Le premier verset oppose à l'homme qui « murmure » la Loi de Yahweh jour et nuit, loué par le psaume premier (Ps 1, 2), ces peuples qui « murmurent »... quoi ? « Rien » ! rîq. En face de la Loi de Yahweh, sagesse d'Israël, il n'y a que néant !
1. Pourquoi les nations frémissent-elles et les peuples murmurent-ils un néant ?
Le verset 2 décrit une coalition symétrique, et parallèle à celle du « conseil » que tiennent les impies au début du psaume premier, assis au « banc des rieurs » (Ps 1, 1) :
2. Les rois de la terre prennent position et les princes forment une union contre Yahweh et contre son Oint.
« Les rois et les princes » : la même expression désigne les autorités de la Terre sainte dans le livre des Proverbes. La Sagesse personnifiée y prend la parole et dit : « Par moi règnent les rois, et les princes décrètent le droit, et tous les juges de la terre [sainte]sont ennoblis. » (Pr 8, 15) Le psaume décrit donc une révolte de ces autorités contre le Messie, fils de David.
De qui s'agit-il ici ? L'histoire d'Israël est remplie de ces ligues de rois et de princes voisins de Jérusalem, généralement fomentées par le roi de Samarie, capitale du royaume schismatique du Nord, nouant des alliances étrangères contre le successeur légitime de David, roi de Jérusalem, « Oint » de Yahweh, en hébreu « Messie », en grec « Christ », fils de David. Comme au temps du roi Josaphat lorsque, assailli par une horde d'envahisseurs, celui-ci implora Yahweh : « Toi qui es Dieu dans les cieux, toi qui domines sur tous les royaumes des nations » ; il s'entendit répondre par la voix d'un lévite : « Juda et Jérusalem, ne craignez pas, ne vous effrayez pas, partez demain à leur rencontre et Yahweh sera avec vous. » (2 Ch 20, 6 et 17)
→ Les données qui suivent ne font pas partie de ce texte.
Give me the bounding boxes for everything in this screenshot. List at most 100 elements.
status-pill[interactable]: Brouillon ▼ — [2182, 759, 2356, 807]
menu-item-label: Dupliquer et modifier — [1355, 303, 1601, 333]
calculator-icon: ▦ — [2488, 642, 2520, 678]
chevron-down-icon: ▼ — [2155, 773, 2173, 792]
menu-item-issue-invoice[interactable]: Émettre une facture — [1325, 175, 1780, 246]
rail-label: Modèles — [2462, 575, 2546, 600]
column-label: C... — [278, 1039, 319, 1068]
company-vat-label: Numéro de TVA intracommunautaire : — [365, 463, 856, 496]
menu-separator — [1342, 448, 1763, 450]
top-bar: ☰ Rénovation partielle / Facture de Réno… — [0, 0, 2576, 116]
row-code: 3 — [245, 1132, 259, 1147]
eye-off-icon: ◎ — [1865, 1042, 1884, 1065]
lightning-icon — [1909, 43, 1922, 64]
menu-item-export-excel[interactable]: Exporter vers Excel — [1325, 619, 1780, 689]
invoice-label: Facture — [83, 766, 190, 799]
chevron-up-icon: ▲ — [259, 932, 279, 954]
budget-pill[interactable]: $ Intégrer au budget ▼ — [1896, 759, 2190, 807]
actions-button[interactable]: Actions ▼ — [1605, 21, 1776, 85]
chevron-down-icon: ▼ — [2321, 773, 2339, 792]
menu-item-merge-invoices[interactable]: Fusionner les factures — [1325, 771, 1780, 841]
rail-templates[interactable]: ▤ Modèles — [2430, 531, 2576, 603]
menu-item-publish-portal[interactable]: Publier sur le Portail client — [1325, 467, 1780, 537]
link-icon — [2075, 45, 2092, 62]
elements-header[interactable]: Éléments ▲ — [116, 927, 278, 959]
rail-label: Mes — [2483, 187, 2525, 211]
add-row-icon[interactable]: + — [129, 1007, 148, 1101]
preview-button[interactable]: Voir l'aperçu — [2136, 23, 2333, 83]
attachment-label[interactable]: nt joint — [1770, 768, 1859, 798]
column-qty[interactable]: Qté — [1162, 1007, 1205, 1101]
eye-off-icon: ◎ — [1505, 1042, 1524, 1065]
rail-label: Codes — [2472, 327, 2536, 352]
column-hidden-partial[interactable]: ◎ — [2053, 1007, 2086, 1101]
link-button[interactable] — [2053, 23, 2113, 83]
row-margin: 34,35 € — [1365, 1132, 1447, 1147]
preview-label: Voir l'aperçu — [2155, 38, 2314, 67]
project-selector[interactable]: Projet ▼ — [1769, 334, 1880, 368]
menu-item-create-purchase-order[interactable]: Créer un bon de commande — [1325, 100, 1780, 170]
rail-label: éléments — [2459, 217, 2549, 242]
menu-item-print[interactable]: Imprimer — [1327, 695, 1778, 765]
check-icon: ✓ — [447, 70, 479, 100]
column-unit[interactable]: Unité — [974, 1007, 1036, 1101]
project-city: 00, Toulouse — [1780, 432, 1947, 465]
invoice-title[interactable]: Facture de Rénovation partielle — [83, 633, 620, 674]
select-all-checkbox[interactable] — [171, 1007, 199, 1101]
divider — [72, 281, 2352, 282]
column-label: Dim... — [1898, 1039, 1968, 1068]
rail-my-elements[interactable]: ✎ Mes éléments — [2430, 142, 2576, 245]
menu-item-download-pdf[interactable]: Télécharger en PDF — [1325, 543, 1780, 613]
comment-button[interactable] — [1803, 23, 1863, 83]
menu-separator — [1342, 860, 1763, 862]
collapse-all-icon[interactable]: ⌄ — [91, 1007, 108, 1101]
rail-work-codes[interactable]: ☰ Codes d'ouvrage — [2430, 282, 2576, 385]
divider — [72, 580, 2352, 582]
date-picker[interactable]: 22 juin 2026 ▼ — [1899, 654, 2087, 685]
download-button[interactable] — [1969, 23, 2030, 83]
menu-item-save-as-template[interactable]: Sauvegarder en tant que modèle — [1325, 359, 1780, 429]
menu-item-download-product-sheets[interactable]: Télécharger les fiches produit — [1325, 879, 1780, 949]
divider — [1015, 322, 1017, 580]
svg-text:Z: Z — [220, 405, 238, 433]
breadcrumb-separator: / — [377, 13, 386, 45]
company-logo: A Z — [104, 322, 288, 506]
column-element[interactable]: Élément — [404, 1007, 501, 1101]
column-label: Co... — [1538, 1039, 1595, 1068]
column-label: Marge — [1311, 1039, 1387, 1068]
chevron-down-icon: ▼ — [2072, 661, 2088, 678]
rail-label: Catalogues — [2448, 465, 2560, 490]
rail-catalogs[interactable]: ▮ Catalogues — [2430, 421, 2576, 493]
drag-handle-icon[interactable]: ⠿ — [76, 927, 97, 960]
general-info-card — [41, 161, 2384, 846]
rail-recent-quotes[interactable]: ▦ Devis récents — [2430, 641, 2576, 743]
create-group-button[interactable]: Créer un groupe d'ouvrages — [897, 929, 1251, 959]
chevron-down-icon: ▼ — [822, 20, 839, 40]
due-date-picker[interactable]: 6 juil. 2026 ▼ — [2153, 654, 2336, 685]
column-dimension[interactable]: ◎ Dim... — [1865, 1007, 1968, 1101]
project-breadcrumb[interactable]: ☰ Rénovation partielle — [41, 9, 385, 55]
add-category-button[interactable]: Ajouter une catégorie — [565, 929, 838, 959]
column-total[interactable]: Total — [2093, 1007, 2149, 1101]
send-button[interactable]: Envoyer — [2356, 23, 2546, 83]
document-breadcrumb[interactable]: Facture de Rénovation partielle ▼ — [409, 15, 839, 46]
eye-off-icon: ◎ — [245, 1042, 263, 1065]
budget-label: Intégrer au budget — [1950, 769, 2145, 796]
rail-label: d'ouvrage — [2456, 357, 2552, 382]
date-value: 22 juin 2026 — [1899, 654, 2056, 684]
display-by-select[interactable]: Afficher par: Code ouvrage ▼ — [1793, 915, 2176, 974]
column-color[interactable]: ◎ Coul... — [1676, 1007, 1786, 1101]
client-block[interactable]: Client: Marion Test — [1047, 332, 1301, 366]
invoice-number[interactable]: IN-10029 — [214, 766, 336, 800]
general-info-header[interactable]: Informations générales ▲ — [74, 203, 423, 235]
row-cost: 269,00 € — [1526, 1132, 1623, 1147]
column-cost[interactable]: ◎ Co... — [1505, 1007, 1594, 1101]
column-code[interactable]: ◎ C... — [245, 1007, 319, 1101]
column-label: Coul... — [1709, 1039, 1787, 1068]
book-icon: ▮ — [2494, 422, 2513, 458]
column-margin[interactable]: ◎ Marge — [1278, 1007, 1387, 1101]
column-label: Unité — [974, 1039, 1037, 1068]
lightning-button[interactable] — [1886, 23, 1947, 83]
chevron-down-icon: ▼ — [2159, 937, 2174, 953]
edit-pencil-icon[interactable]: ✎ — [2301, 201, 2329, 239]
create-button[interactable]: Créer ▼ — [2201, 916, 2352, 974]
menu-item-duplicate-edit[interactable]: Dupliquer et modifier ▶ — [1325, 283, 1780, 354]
De même, le chapitre 7 du livre d'Isaïe raconte une coalition des rois de Damas et de Samarie, en 734 avant Jésus-Christ. Pour rendre courage à Jérusalem, et à son « Oint », le roi Achaz, Yahweh envoya le prophète Isaïe lui annoncer qu'une Vierge concevrait un enfant merveilleux, auquel elle donnerait le nom d'Emmanuel, « Dieu avec nous » (Is 7, 14).
À la lumière de ces événements anciens, le psalmiste éclaire une situation nouvelle mais parallèle.
3. « Allons, brisons leurs entraves, faisons sauter leur joug ! »
Les « entraves » que les coalisés veulent briser sont les « liens d'amour » par lesquels Yahweh conduisait son peuple lorsqu'il était enfant, avant le schisme des dix tribus, selon le prophète Osée : « J'apprenais à marcher à Éphraïm [personnification des dix tribus qui firent sécession après Salomon], je les prenais dans mes bras. » Alors, Israël était comme un enfant dans les bras de Dieu. « Je les menais avec de douces attaches, avec des liens d'amour. » (Os 11, 4) Ce sont ces « douces attaches » que les coalisés veulent aujourd'hui briser comme des « entraves » à leur liberté !
Et voici pour le « joug » qu'ils font profession d'abhorrer : « Éphraïm est une génisse bien dressée, aimant à fouler l'aire ; eh bien ! moi, je ferai passer le joug sur son cou magnifique, j'attellerai Éphraïm, Israël labourera, Jacob traînera la herse. »
Pour cultiver quoi ? La justice : « Faites-vous des semailles de justice, moissonnez une récolte de bonté ; défrichez-vous des terres nouvelles : il est temps de chercher Yahweh, jusqu'à ce qu'il vienne répandre sur vous la justice. » (Os 10, 11-12)
Mais si l'on fait sauter les « entraves », l'attelage et le « joug », il n'y a plus de récolte possible !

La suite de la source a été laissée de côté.